Paramount is run by David Ellison, the son of the Oracle tech billionaire (and world’s second-richest man) Larry Ellison, who is a close ally of Mr Trump.

Additionally, Affinity Partners, an investment firm run by Mr Trump’s son-in-law Jared Kushner, would be investing in the deal.

Also participating would be funds controlled by the governments of three unnamed Persian Gulf countries, widely reported as Saudi Arabia, Abu Dhabi and Qatar – countries the Trump family company has struck deals with this year.

David Ellison, CEO of Paramount Skydance.  Pic: Reuters
Image:
David Ellison, CEO of Paramount Skydance.
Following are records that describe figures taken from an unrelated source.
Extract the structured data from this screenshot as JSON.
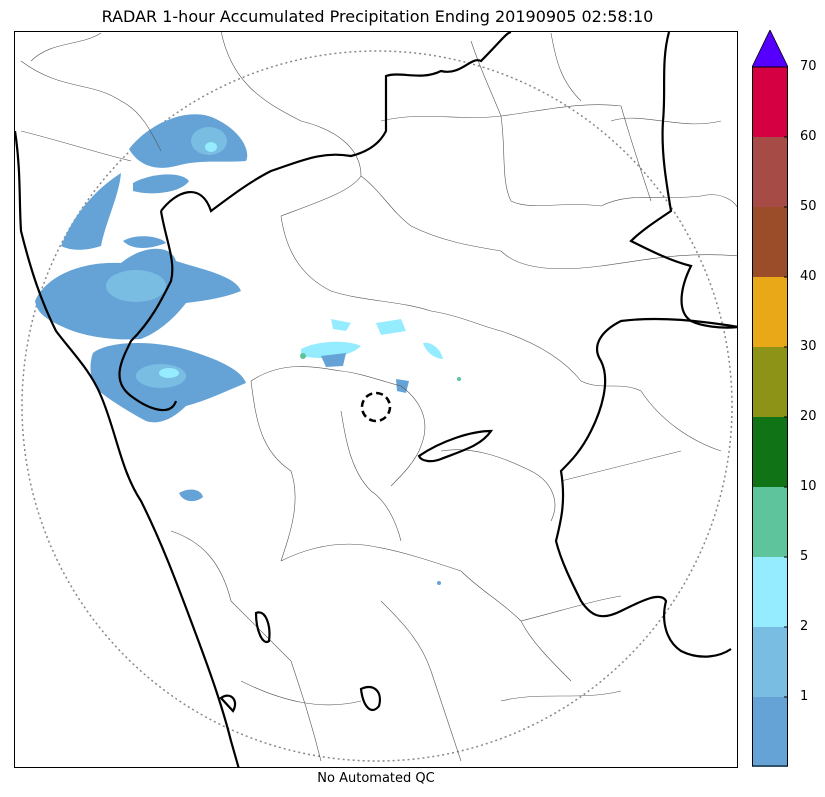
{
  "title": "RADAR 1-hour Accumulated Precipitation Ending 20190905 02:58:10",
  "footer_note": "No Automated QC",
  "colorbar": {
    "levels": [
      {
        "from": 0,
        "to": 1,
        "color": "#65a3d6"
      },
      {
        "from": 1,
        "to": 2,
        "color": "#79bde2"
      },
      {
        "from": 2,
        "to": 5,
        "color": "#96ecff"
      },
      {
        "from": 5,
        "to": 10,
        "color": "#5ec49c"
      },
      {
        "from": 10,
        "to": 20,
        "color": "#107316"
      },
      {
        "from": 20,
        "to": 30,
        "color": "#8c9316"
      },
      {
        "from": 30,
        "to": 40,
        "color": "#e8a818"
      },
      {
        "from": 40,
        "to": 50,
        "color": "#9a4d28"
      },
      {
        "from": 50,
        "to": 60,
        "color": "#a64b45"
      },
      {
        "from": 60,
        "to": 70,
        "color": "#d40042"
      }
    ],
    "over_color": "#5500ff",
    "tick_labels": [
      "1",
      "2",
      "5",
      "10",
      "20",
      "30",
      "40",
      "50",
      "60",
      "70"
    ]
  }
}
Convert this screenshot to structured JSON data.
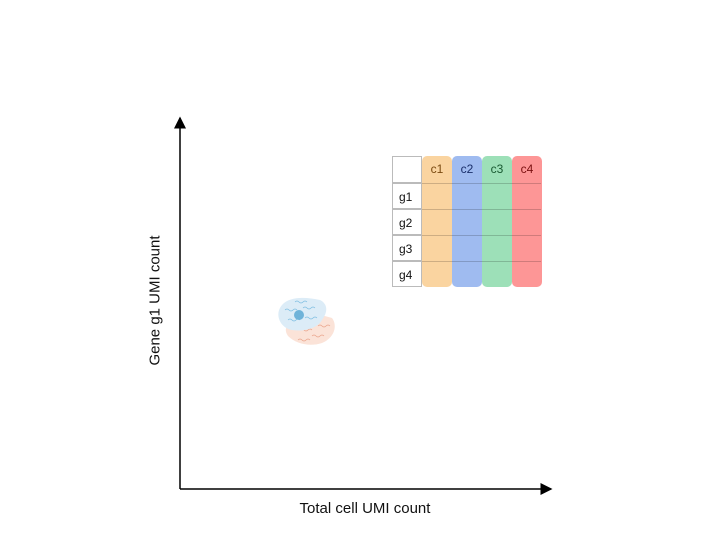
{
  "axes": {
    "x_label": "Total cell UMI count",
    "y_label": "Gene g1 UMI count"
  },
  "matrix": {
    "columns": [
      {
        "label": "c1",
        "color": "#fad4a0",
        "text_color": "#7a4a10"
      },
      {
        "label": "c2",
        "color": "#9fbbf0",
        "text_color": "#1a2f6a"
      },
      {
        "label": "c3",
        "color": "#9de0b8",
        "text_color": "#1a5a32"
      },
      {
        "label": "c4",
        "color": "#fd9696",
        "text_color": "#7a1010"
      }
    ],
    "rows": [
      "g1",
      "g2",
      "g3",
      "g4"
    ]
  },
  "icon": "cell-icon"
}
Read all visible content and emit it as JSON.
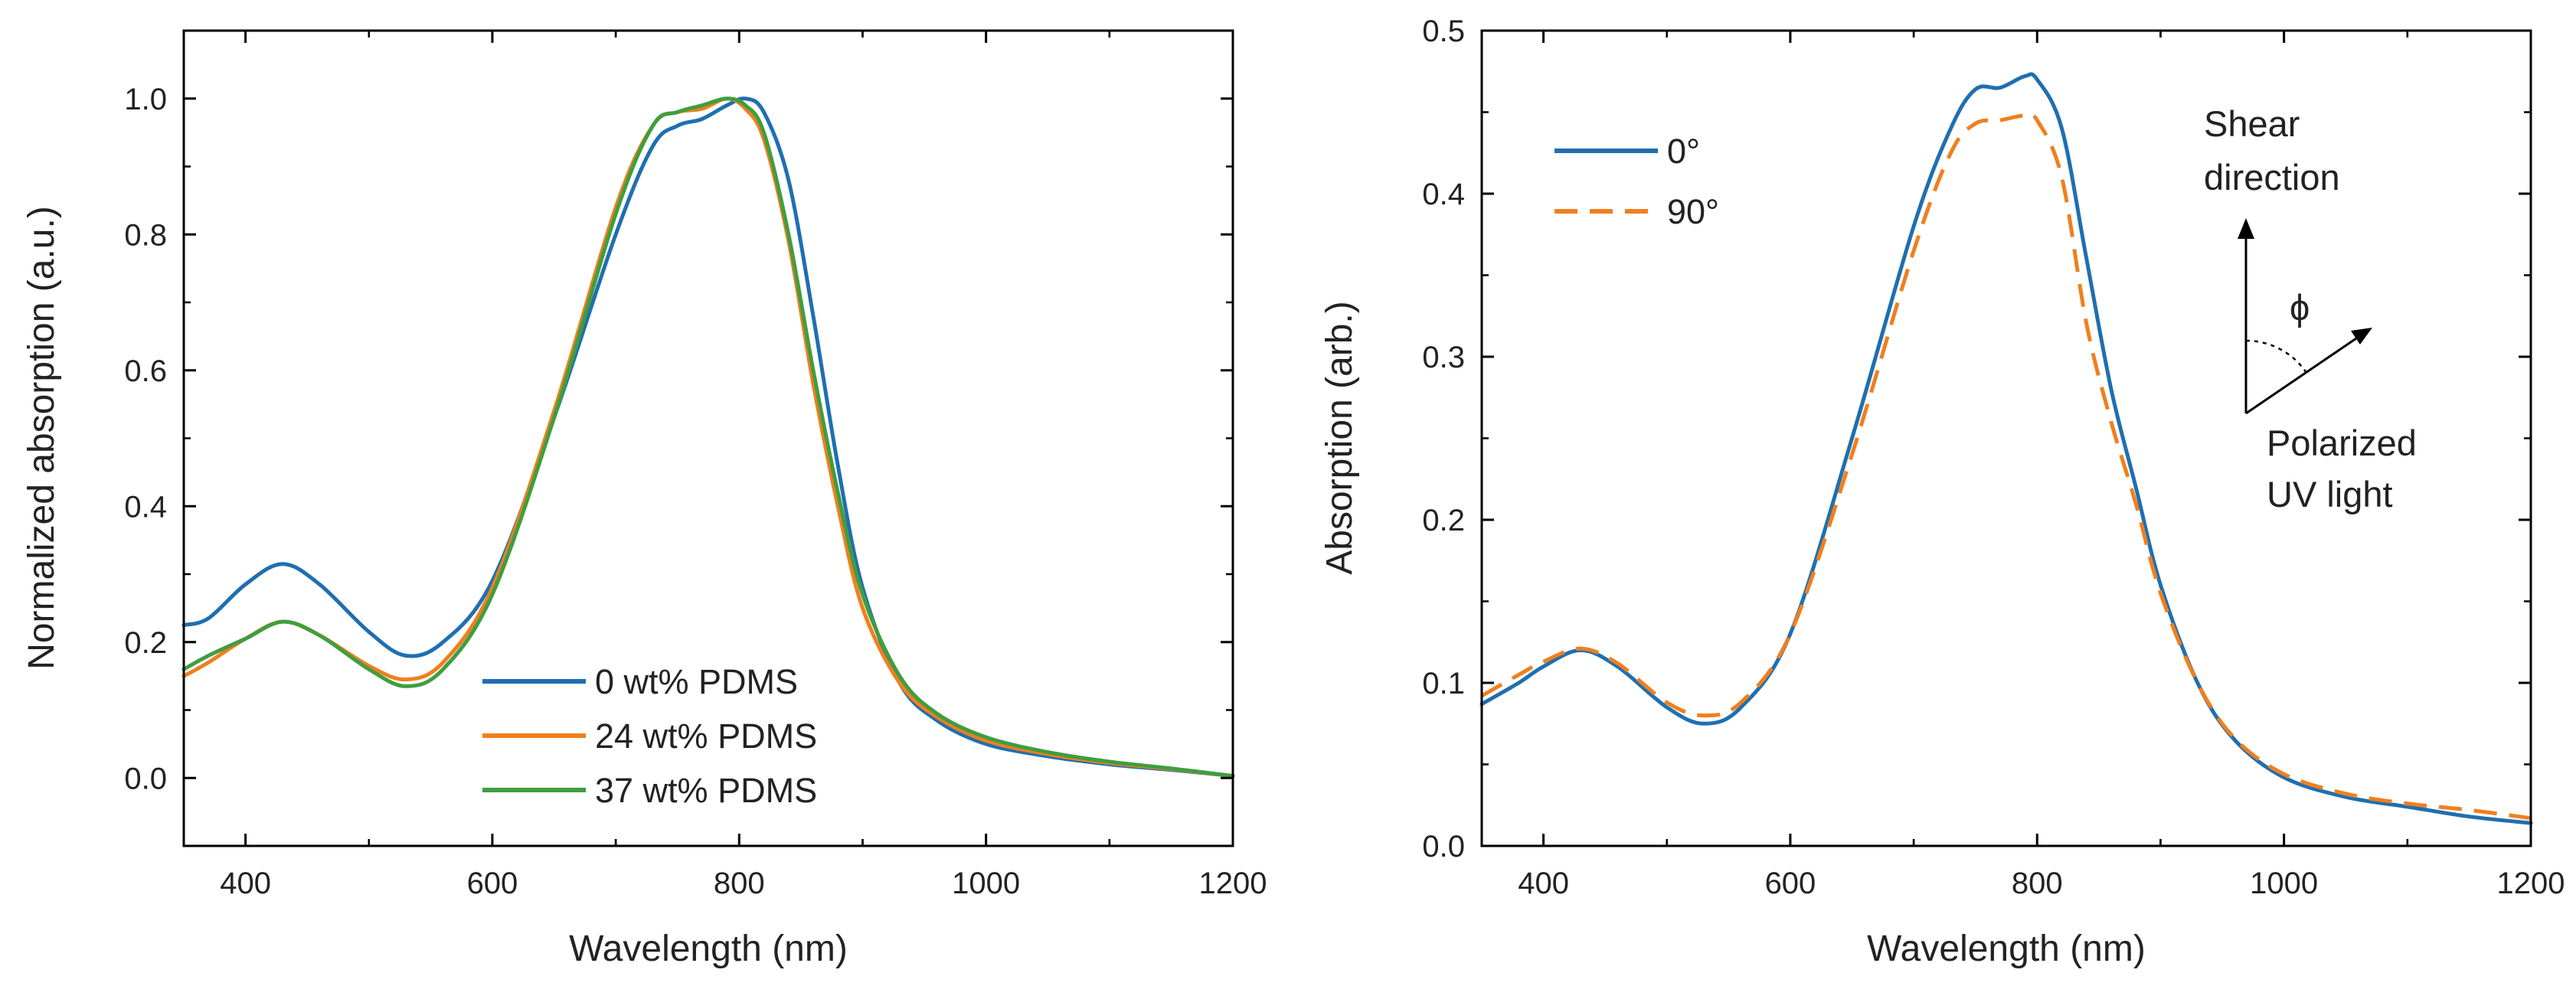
{
  "chart_data": [
    {
      "type": "line",
      "xlabel": "Wavelength (nm)",
      "ylabel": "Normalized absorption (a.u.)",
      "xlim": [
        350,
        1200
      ],
      "ylim": [
        -0.1,
        1.1
      ],
      "xticks": [
        400,
        600,
        800,
        1000,
        1200
      ],
      "xtick_labels": [
        "400",
        "600",
        "800",
        "1000",
        "1200"
      ],
      "yticks": [
        0.0,
        0.2,
        0.4,
        0.6,
        0.8,
        1.0
      ],
      "ytick_labels": [
        "0.0",
        "0.2",
        "0.4",
        "0.6",
        "0.8",
        "1.0"
      ],
      "grid": false,
      "legend_position": "lower-center",
      "series": [
        {
          "name": "0 wt% PDMS",
          "color": "#1f6fb0",
          "dash": "solid",
          "x": [
            350,
            370,
            400,
            430,
            460,
            500,
            530,
            560,
            600,
            650,
            700,
            730,
            750,
            770,
            790,
            805,
            820,
            840,
            860,
            880,
            900,
            930,
            960,
            1000,
            1050,
            1100,
            1150,
            1200
          ],
          "y": [
            0.225,
            0.235,
            0.285,
            0.315,
            0.285,
            0.215,
            0.18,
            0.2,
            0.29,
            0.53,
            0.8,
            0.93,
            0.96,
            0.97,
            0.99,
            1.0,
            0.98,
            0.88,
            0.68,
            0.46,
            0.28,
            0.14,
            0.085,
            0.05,
            0.032,
            0.02,
            0.012,
            0.003
          ]
        },
        {
          "name": "24 wt% PDMS",
          "color": "#f07f1e",
          "dash": "solid",
          "x": [
            350,
            370,
            400,
            430,
            460,
            500,
            530,
            560,
            600,
            650,
            700,
            730,
            750,
            770,
            790,
            805,
            820,
            840,
            860,
            880,
            900,
            930,
            960,
            1000,
            1050,
            1100,
            1150,
            1200
          ],
          "y": [
            0.15,
            0.17,
            0.205,
            0.23,
            0.21,
            0.165,
            0.145,
            0.17,
            0.28,
            0.54,
            0.84,
            0.96,
            0.98,
            0.985,
            1.0,
            0.985,
            0.94,
            0.79,
            0.58,
            0.4,
            0.25,
            0.14,
            0.09,
            0.055,
            0.035,
            0.022,
            0.013,
            0.003
          ]
        },
        {
          "name": "37 wt% PDMS",
          "color": "#3f9e3f",
          "dash": "solid",
          "x": [
            350,
            370,
            400,
            430,
            460,
            500,
            530,
            560,
            600,
            650,
            700,
            730,
            750,
            770,
            790,
            805,
            820,
            840,
            860,
            880,
            900,
            930,
            960,
            1000,
            1050,
            1100,
            1150,
            1200
          ],
          "y": [
            0.16,
            0.18,
            0.205,
            0.23,
            0.21,
            0.16,
            0.135,
            0.16,
            0.27,
            0.53,
            0.83,
            0.96,
            0.98,
            0.99,
            1.0,
            0.99,
            0.95,
            0.8,
            0.6,
            0.42,
            0.27,
            0.15,
            0.095,
            0.06,
            0.038,
            0.024,
            0.014,
            0.003
          ]
        }
      ]
    },
    {
      "type": "line",
      "xlabel": "Wavelength (nm)",
      "ylabel": "Absorption (arb.)",
      "xlim": [
        350,
        1200
      ],
      "ylim": [
        0.0,
        0.5
      ],
      "xticks": [
        400,
        600,
        800,
        1000,
        1200
      ],
      "xtick_labels": [
        "400",
        "600",
        "800",
        "1000",
        "1200"
      ],
      "yticks": [
        0.0,
        0.1,
        0.2,
        0.3,
        0.4,
        0.5
      ],
      "ytick_labels": [
        "0.0",
        "0.1",
        "0.2",
        "0.3",
        "0.4",
        "0.5"
      ],
      "grid": false,
      "legend_position": "top-left",
      "series": [
        {
          "name": "0°",
          "color": "#1f6fb0",
          "dash": "solid",
          "x": [
            350,
            380,
            400,
            430,
            460,
            500,
            530,
            560,
            600,
            650,
            700,
            730,
            750,
            770,
            790,
            800,
            820,
            840,
            860,
            880,
            900,
            930,
            960,
            1000,
            1050,
            1100,
            1150,
            1200
          ],
          "y": [
            0.087,
            0.1,
            0.11,
            0.12,
            0.11,
            0.085,
            0.075,
            0.085,
            0.13,
            0.25,
            0.38,
            0.44,
            0.464,
            0.465,
            0.472,
            0.47,
            0.44,
            0.36,
            0.28,
            0.22,
            0.16,
            0.1,
            0.065,
            0.042,
            0.03,
            0.024,
            0.018,
            0.014
          ]
        },
        {
          "name": "90°",
          "color": "#f07f1e",
          "dash": "dashed",
          "x": [
            350,
            380,
            400,
            430,
            460,
            500,
            530,
            560,
            600,
            650,
            700,
            730,
            750,
            770,
            790,
            800,
            820,
            840,
            860,
            880,
            900,
            930,
            960,
            1000,
            1050,
            1100,
            1150,
            1200
          ],
          "y": [
            0.092,
            0.105,
            0.113,
            0.121,
            0.112,
            0.088,
            0.08,
            0.088,
            0.13,
            0.24,
            0.365,
            0.425,
            0.443,
            0.445,
            0.448,
            0.445,
            0.41,
            0.32,
            0.26,
            0.21,
            0.155,
            0.1,
            0.066,
            0.044,
            0.032,
            0.026,
            0.022,
            0.017
          ]
        }
      ],
      "inset_labels": {
        "shear": [
          "Shear",
          "direction"
        ],
        "phi": "ϕ",
        "polarized": [
          "Polarized",
          "UV light"
        ]
      }
    }
  ]
}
Pic: Reuters

Critics of the Trump’s administration has accused it of being transactional, with the president known to hold grudges over those who are critical of him, however, Mr Trump told reporters on 8 December that he has not spoken with Mr Kushner about WBD, adding that neither Netflix nor Paramount “are friends of mine”.

John Mayo, an antitrust expert at Georgetown University, suggested the scrutiny by the Antitrust Division would be serious whichever offer is approved by shareholders, and that he thinks experts there will keep partisanship out of their decisions despite the politically charged atmosphere.

What happens next?

WBD must now advise shareholders whether Paramount’s offer constitutes a superior offer by 22 December.

If the company decides that Paramount’s offer is superior, Netflix would have the opportunity to match or beat it.

WBD would have to pay Netflix a termination fee of $2.8bn (£2.10bn) if it decides to scrap the deal.

Shareholders have until 8 January 2026 to vote on Paramount’s offer.